Allen diesen Ansprüchen der entfesselten Marktkräfte genügte das alte kamerale Rechnungswesen kaum noch. Stattdessen schlug die Bertelsmann-Stiftung vor, die Städte aufs engste mit den Märkten zu verzahnen, indem sie sich auch intern in ihren Finanzabläufen nach betriebswirtschaftlichen Mustern richten. Das Gemeinwesen (="Kommune") mutierte zum Dienstleistungsunternehmen (OB Langemeyer führte die amtliche Bezeichnung „Konzern Stadt Dortmund“ ein), Politik mutierte zum „Standortwettbewerb“, Politiker und Verwaltungsbeamte zu Konzernmanagern, die erstmals in der Menschheitsgeschichte ihre Erfolge und Misserfolge nicht mehr nach sozialen, moralischen, ethischen Maßstäben bewerten, sondern nach Aufwand und Ertrag.
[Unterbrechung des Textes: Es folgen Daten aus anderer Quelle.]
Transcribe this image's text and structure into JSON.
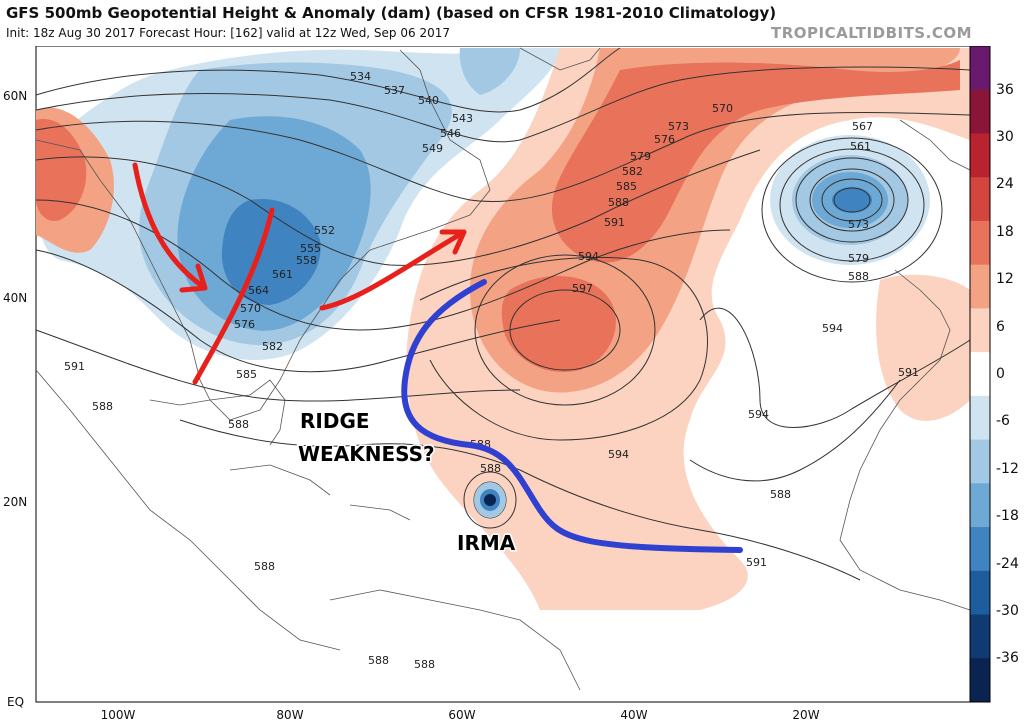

Das sogen. "Neue Kommunale Finanzmanagement" (NKF) hilft ihnen dabei, laufend zu kontrollieren, über welche Vermögenswerte sie verfügen, die sie am Markt verwerten können. Aber wohlgemerkt: Das NKF ist nur ein Hilfsmittel, um das neoliberale Politikkonzept auf der kommunalen Ebene effektiver umzusetzen.

Das NKF wurde ab 1994 vorbereitet, 2005 vom Landtag NRW als Gesetz beschlossen, ab 2009 für die NRW-Kommunen Pflicht (vorher freiwillig).

Nicht zufällig war Dortmund die erste Stadt in NRW, die das neue Verfahren 2006 einführte. Der damalige OB Langemeyer verstand die Stadt ausdrücklich als Dienstleister für die Wirtschaft und als „location“ für eine Eventkultur, die soziale Gegensätze ignoriert. Die Stadtsoziologen Häußermann und Siebel prägten dafür den Begriff „Festivalisierung der Stadt“.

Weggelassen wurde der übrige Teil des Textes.